Eastern Curlew
Eastern Curlew

Anger as move to stop smell risks endangered bird habitat

GLADSTONE Port Corporation has responded to complaints made by Bundaberg Port residents relating to an odour coming from a "spoil pond".

The corporation was made aware of the issue after multiple complaints in December 2018, the area in question being constructed in 2004 and used for managing the relocation of dredge spoilage.

A spokesperson for the corporation said they had been working with the Department of Environment and Science since January this year to investigate the odour source.

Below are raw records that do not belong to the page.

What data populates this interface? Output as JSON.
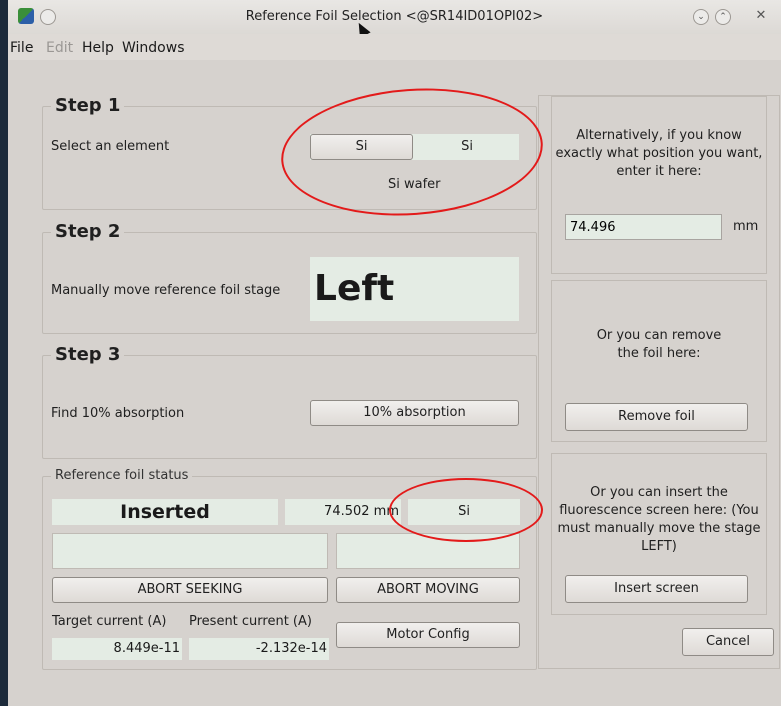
{
  "window": {
    "title": "Reference Foil Selection <@SR14ID01OPI02>"
  },
  "menu": {
    "file": "File",
    "edit": "Edit",
    "help": "Help",
    "windows": "Windows"
  },
  "step1": {
    "title": "Step 1",
    "instruction": "Select an element",
    "element_selected": "Si",
    "element_option2": "Si",
    "foil_description": "Si wafer"
  },
  "step2": {
    "title": "Step 2",
    "instruction": "Manually move reference foil stage",
    "direction": "Left"
  },
  "step3": {
    "title": "Step 3",
    "instruction": "Find 10% absorption",
    "button": "10% absorption"
  },
  "status": {
    "title": "Reference foil status",
    "state": "Inserted",
    "position": "74.502 mm",
    "element": "Si",
    "abort_seeking": "ABORT SEEKING",
    "abort_moving": "ABORT MOVING",
    "target_label": "Target current (A)",
    "present_label": "Present current (A)",
    "motor_config": "Motor Config",
    "target_current": "8.449e-11",
    "present_current": "-2.132e-14"
  },
  "right": {
    "position_text": "Alternatively, if you know exactly what position you want, enter it here:",
    "position_value": "74.496",
    "position_unit": "mm",
    "remove_text": "Or you can remove the foil here:",
    "remove_button": "Remove foil",
    "insert_text": "Or you can insert the fluorescence screen here: (You must manually move the stage LEFT)",
    "insert_button": "Insert screen",
    "cancel_button": "Cancel"
  },
  "colors": {
    "annotation": "#e31a1a",
    "field_bg": "#e4ece4",
    "window_bg": "#d6d2ce"
  }
}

Initial investigations showed the source of the odour was the natural decomposition of vegetative matter and "bird guano" following a drier-than-usual dry season and high evaporation rates.

The Department of Environment and Science outlined conditions to be followed by the corporation - to drain or dry out the area to manage potential future odour issues for the community.

A letter to the editor sent to the NewsMail talks of the draining of the area resulting in critically endangered bird species having their local feeding grounds taken away.

More than 200 species have been recorded over the past decade, two of which are critically endangered.

The letter said the birds migrated from remote locations around the world, including Russia, Siberia, Alaska and Northern China, before stopping in Bundaberg to feed.

Trevor Graham, who wrote the letter, said the birds' feeding grounds were at risk because "the people who manage the port have been told by government departments to prevent an occasional, temporary odour, an odour with no associated health issues".

Mr Graham said the birds travelled thousands of kilometres and would lose a vital resting and feeding area where they had sheltered in the past, a great opportunity for people from all over the world to watch and photograph specific rare birds. "Although I have lived in Bundaberg all my life, it is the only place I have ever seen red-necked avocet, a really remarkable bird I will always remember for its unique looks and its feeding style," Mr Graham said in his letter.

Mr Graham called on residents in the port area to consider the birds' plight, flying from very remote parts of the world only to have their local habitat taken away.

"Please, if you lodged a complaint consider withdrawing it," he wrote.

"Please, if you live or conduct business at the port, contact your local member or the environment minister and tell them you're willing to be tolerant for the birds.

"The reality is, we have a choice but the birds do not."

Speaking to the NewsMail yesterday, Mr Graham explained that he had been interested in bird life for a number of years, cutting out articles from the NewsMail when he was a child.

Minister for Science Leeanne Enoch agreed that it was important for shorebirds to be protected.

"In relation to the port, I understand the Department of Environment and Science investigated odour issues earlier this year and found that the odour was unlikely to have adversely affected migratory shorebirds, or shorebirds in general," Ms Enoch said.

The Gladstone Port Corporation intends to continue to use the spoil ponds for approved future requirements, while continuing to fund yearly migratory bird monitoring.